No meu cotidiano (e da minha agência), essas duas métricas são as primordiais, as que põem o dinheiro na mesa:
- ROI (Retorno sobre o Investimento Global) e ROAS (descontando devoluções e inadimplência).
- CAC (Custo de Aquisição de Clientes) atrelado à Margem de Contribuição Líquida.
A margem de contribuição líquida é o valor final depois de deduzir todos os custos e despesas variáveis diretas que incidem sobre a venda, como custo com matéria-prima, comissões dos vendedores, impostos.
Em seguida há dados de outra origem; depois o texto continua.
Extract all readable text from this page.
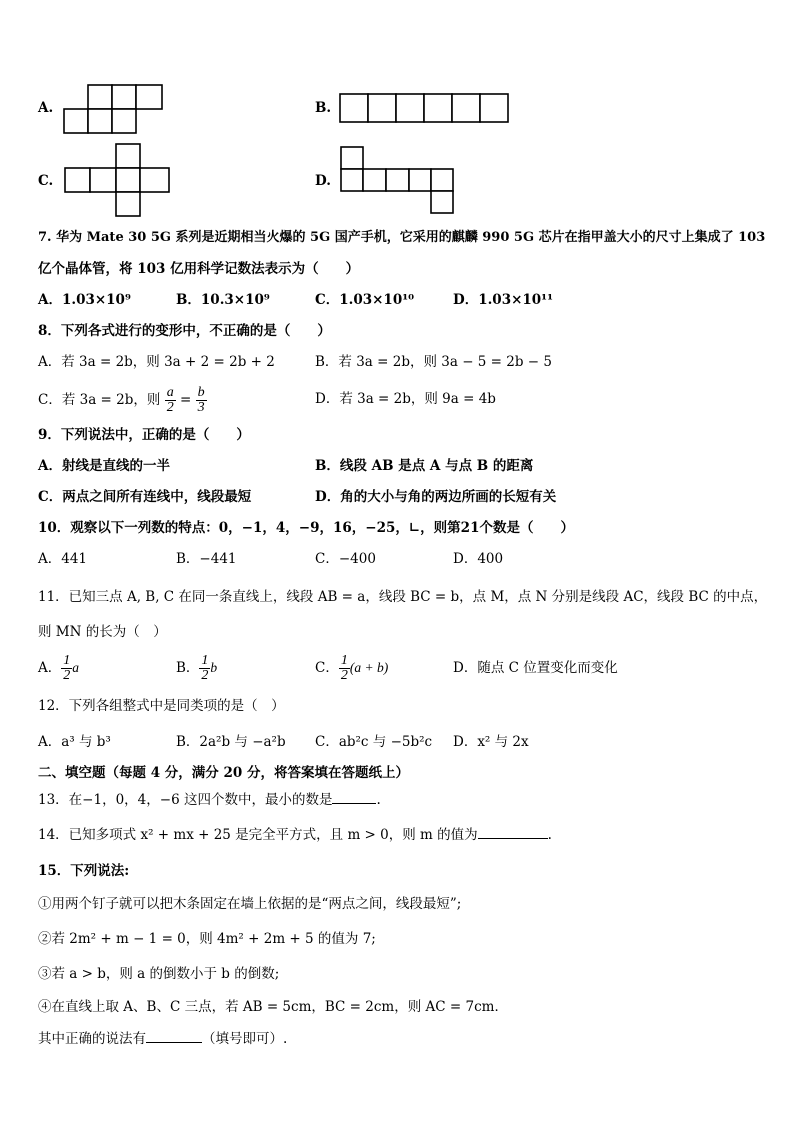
A.	B.
C.	D.
7. 华为 Mate 30 5G 系列是近期相当火爆的 5G 国产手机，它采用的麒麟 990 5G 芯片在指甲盖大小的尺寸上集成了 103
亿个晶体管，将 103 亿用科学记数法表示为（　　）
A．1.03×10⁹	B．10.3×10⁹	C．1.03×10¹⁰	D．1.03×10¹¹
8．下列各式进行的变形中，不正确的是（　　）
A．若 3a = 2b，则 3a + 2 = 2b + 2	B．若 3a = 2b，则 3a − 5 = 2b − 5
C．若 3a = 2b，则 $\frac{a}{2} = \frac{b}{3}$	D．若 3a = 2b，则 9a = 4b
9．下列说法中，正确的是（　　）
A．射线是直线的一半	B．线段 AB 是点 A 与点 B 的距离
C．两点之间所有连线中，线段最短	D．角的大小与角的两边所画的长短有关
10．观察以下一列数的特点：0，−1，4，−9，16，−25，∟，则第21个数是（　　）
A．441	B．−441	C．−400	D．400
11．已知三点 A, B, C 在同一条直线上，线段 AB = a，线段 BC = b，点 M，点 N 分别是线段 AC，线段 BC 的中点，
则 MN 的长为（　）
A． $\frac{1}{2}$ a	B． $\frac{1}{2}$ b	C． $\frac{1}{2} (a + b)$	D．随点 C 位置变化而变化
12．下列各组整式中是同类项的是（　）
A．a³ 与 b³	B．2a²b 与 −a²b C．ab²c 与 −5b²c D．x² 与 2x
二、填空题（每题 4 分，满分 20 分，将答案填在答题纸上）
13．在−1，0，4，−6 这四个数中，最小的数是	.
14．已知多项式 x² + mx + 25 是完全平方式，且 m > 0，则 m 的值为	.
15．下列说法:
①用两个钉子就可以把木条固定在墙上依据的是“两点之间，线段最短”;
②若 2m² + m − 1 = 0，则 4m² + 2m + 5 的值为 7;
③若 a > b，则 a 的倒数小于 b 的倒数;
④在直线上取 A、B、C 三点，若 AB = 5cm，BC = 2cm，则 AC = 7cm．
其中正确的说法有	（填号即可）.
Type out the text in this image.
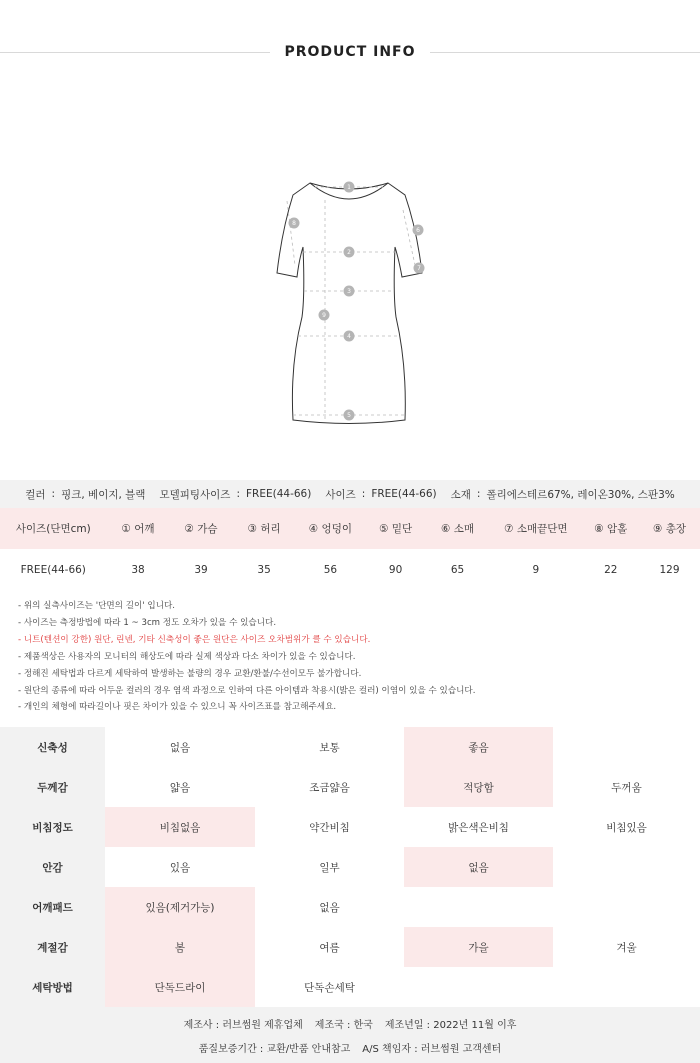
PRODUCT INFO
1
2
3
4
5
6
7
8
9
컬러 : 핑크, 베이지, 블랙 모델피팅사이즈 : FREE(44-66) 사이즈 : FREE(44-66) 소재 : 폴리에스테르67%, 레이온30%, 스판3%
사이즈(단면cm)	① 어깨	② 가슴	③ 허리	④ 엉덩이	⑤ 밑단	⑥ 소매	⑦ 소매끝단면	⑧ 암홀	⑨ 총장
FREE(44-66)	38	39	35	56	90	65	9	22	129
- 위의 실측사이즈는 '단면의 길이' 입니다.
- 사이즈는 측정방법에 따라 1 ~ 3cm 정도 오차가 있을 수 있습니다.
- 니트(텐션이 강한) 원단, 린넨, 기타 신축성이 좋은 원단은 사이즈 오차범위가 클 수 있습니다.
- 제품색상은 사용자의 모니터의 해상도에 따라 실제 색상과 다소 차이가 있을 수 있습니다.
- 정해진 세탁법과 다르게 세탁하여 발생하는 불량의 경우 교환/환불/수선이모두 불가합니다.
- 원단의 종류에 따라 어두운 컬러의 경우 염색 과정으로 인하여 다른 아이템과 착용시(밝은 컬러) 이염이 있을 수 있습니다.
- 개인의 체형에 따라길이나 핏은 차이가 있을 수 있으니 꼭 사이즈표를 참고해주세요.
신축성	없음	보통	좋음
두께감	얇음	조금얇음	적당함	두꺼움
비침정도	비침없음	약간비침	밝은색은비침	비침있음
안감	있음	일부	없음
어깨패드	있음(제거가능)	없음
계절감	봄	여름	가을	겨울
세탁방법	단독드라이	단독손세탁
제조사 : 러브썸원 제휴업체 제조국 : 한국 제조년일 : 2022년 11월 이후
품질보증기간 : 교환/반품 안내참고 A/S 책임자 : 러브썸원 고객센터
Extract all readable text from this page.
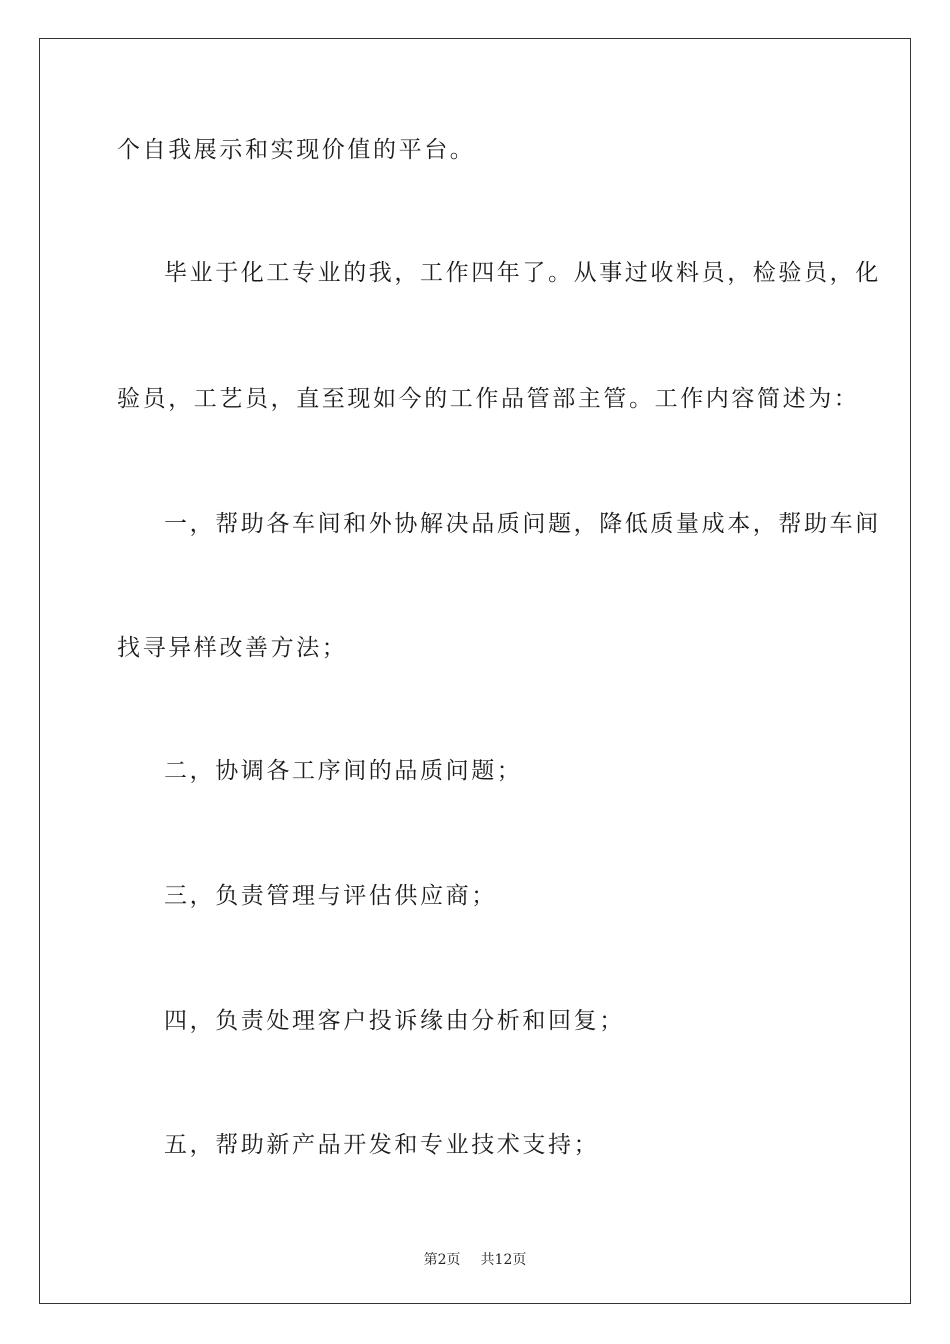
个自我展示和实现价值的平台。
毕业于化工专业的我，工作四年了。从事过收料员，检验员，化
验员，工艺员，直至现如今的工作品管部主管。工作内容简述为：
一，帮助各车间和外协解决品质问题，降低质量成本，帮助车间
找寻异样改善方法；
二，协调各工序间的品质问题；
三，负责管理与评估供应商；
四，负责处理客户投诉缘由分析和回复；
五，帮助新产品开发和专业技术支持；
第2页 共12页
Dentre as métricas primárias que ajudam na tomada de decisões estratégicas de alto impacto:
- Valor do Tempo de Vida do Cliente (LTV – Lifetime Value) e Taxa de Cancelamento (churn rate) na retenção de clientes.
- Valor Vitalício ou do Ciclo de Vida do Cliente (CLV – Customer Lifetime Value).
- Retorno sobre o Investimento em Marketing (ROMI – Return on Marketing Investment).
Enquanto o LTV é relacionado à receita bruta gerada pelo o cliente na manutenção em sua base, o CLV é centrado no lucro líquido deduzidos os custos inerentes.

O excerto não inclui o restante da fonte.